Domenici’s answer was simpler. “It doesn’t seem the president wants to get something as significant as this done,” he said.

“I think it’s going to take presidential leadership,” agreed Frist, his fellow Republican.

“The president doesn’t want to negotiate with himself,” responded Daschle.

Aha, you may say. Partisanship — even at the Bipartisan Policy Center.

But that, in a way, is the point. Daschle and Frist governed as, and remain, true-blue (or true-red) partisans. But over the past 18 months they were able to sit together, sift evidence, weigh competing proposals, work with staff from both camps and come up with a unified, intelligent plan to control health-care costs.

It’s a plan that goes beyond ideology and buzzwords. It provides a road map for Medicare to replace its current approach, which encourages overspending by reimbursing doctors and hospitals procedure by procedure, with one that provides incentives to professionals to keep their patients healthy.

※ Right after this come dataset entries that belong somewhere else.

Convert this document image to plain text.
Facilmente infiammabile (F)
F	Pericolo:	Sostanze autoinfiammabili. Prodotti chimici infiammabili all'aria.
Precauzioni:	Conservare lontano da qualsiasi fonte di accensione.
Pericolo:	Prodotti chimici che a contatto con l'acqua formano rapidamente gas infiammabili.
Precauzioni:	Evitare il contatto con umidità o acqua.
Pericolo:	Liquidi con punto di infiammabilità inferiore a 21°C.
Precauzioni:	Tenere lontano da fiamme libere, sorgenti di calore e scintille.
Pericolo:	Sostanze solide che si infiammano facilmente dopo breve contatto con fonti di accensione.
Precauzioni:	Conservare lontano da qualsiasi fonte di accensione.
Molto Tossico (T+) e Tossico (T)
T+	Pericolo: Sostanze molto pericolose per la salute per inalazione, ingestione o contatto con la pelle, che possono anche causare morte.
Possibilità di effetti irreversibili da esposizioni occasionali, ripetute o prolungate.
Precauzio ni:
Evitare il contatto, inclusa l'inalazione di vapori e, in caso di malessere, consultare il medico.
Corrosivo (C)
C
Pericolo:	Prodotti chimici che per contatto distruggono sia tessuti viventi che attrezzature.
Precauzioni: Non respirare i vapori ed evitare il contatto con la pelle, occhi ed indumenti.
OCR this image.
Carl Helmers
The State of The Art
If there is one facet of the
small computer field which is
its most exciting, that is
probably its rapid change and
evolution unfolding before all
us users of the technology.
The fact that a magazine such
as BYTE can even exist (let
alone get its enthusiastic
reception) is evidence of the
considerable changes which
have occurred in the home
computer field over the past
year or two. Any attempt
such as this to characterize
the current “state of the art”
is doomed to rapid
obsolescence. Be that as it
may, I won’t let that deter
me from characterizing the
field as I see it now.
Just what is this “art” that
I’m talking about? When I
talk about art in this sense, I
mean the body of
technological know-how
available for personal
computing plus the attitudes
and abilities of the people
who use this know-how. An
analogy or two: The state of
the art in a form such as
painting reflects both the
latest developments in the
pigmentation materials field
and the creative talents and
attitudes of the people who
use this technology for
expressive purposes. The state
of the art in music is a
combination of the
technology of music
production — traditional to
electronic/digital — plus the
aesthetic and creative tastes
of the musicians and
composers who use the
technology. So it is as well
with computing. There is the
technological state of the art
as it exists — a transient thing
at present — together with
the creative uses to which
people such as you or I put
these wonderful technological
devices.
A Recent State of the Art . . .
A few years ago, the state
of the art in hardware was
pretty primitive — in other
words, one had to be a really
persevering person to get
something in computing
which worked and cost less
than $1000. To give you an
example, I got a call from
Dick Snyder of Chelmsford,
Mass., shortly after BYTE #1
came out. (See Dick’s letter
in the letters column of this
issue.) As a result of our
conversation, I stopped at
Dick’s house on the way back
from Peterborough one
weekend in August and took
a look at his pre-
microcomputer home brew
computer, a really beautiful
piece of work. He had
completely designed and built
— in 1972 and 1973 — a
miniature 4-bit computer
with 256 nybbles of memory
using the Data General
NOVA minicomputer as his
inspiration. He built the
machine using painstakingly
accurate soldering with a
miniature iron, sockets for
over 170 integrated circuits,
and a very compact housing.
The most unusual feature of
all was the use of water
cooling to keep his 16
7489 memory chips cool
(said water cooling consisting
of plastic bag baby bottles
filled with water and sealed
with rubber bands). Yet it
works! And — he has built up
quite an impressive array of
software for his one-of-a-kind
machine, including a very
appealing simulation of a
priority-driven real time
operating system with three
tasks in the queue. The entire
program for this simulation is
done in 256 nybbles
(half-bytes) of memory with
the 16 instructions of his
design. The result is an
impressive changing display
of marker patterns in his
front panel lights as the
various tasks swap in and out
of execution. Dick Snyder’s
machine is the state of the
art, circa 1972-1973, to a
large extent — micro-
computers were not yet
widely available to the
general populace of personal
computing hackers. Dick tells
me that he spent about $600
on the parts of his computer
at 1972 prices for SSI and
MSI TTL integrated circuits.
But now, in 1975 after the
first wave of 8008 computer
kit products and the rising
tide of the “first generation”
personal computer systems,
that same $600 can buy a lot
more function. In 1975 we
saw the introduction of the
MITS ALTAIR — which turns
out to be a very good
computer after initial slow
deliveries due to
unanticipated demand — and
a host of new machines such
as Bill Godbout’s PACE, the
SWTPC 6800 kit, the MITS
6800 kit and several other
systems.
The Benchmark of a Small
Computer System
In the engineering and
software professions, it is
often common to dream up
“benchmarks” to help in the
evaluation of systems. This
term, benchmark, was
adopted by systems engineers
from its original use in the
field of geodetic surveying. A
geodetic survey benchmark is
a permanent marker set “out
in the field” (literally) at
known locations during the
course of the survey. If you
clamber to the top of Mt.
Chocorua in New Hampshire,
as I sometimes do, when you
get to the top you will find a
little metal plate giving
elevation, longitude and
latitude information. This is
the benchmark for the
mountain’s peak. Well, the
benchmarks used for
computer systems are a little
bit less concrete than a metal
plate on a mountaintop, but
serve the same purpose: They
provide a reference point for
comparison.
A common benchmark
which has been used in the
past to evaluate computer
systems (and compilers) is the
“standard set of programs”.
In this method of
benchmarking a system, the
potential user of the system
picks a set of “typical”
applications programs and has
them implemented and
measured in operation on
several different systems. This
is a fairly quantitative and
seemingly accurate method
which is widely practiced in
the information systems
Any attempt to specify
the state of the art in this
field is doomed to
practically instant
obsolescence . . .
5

It’s not original to say that “fee-for-service” is obsolete. But the quartet lay out mechanisms in Medicare and tax policy that could propel the change, and political levers that might be applied.

An “enormous amount of institutional intransigence” stands in the way, Daschle acknowledged.

“Practitioners tell us, ‘Yes, you should change the system, but wait until we retire,’ ” Domenici said.

That philosophy fits well with Washington’s, which on most subjects has become: Wait until the next election. Delay allows the politicians to evade any hard calls. It guarantees that fiscal reform, when eventually implemented, will be more painful.

And it rests on two illusions. One is that if the true believers just wait through one more cycle, they will convince the country that they are right and the other side is wrong. They will break through to dominate Congress, the White House and, soon enough, the judiciary as well.

In fact, the United States is evenly divided, and even if one party wins a temporary advantage in the two elected branches, any one-sided solution it rams through would prove unsustainable.

The other, even more dangerous illusion, is that one side’s solutions are all good, the other side’s are all bad and compromise, even if necessary, is by definition unfortunate.

The quartet’s plan for health care offers a useful refutation.

“Bipartisanship does not have to mean watered-down stuff,” Frist said. “It’s really a debate of ideas, and you try to pull out the best from both sides.”

That could be a prescription to fix more than just the health-care system.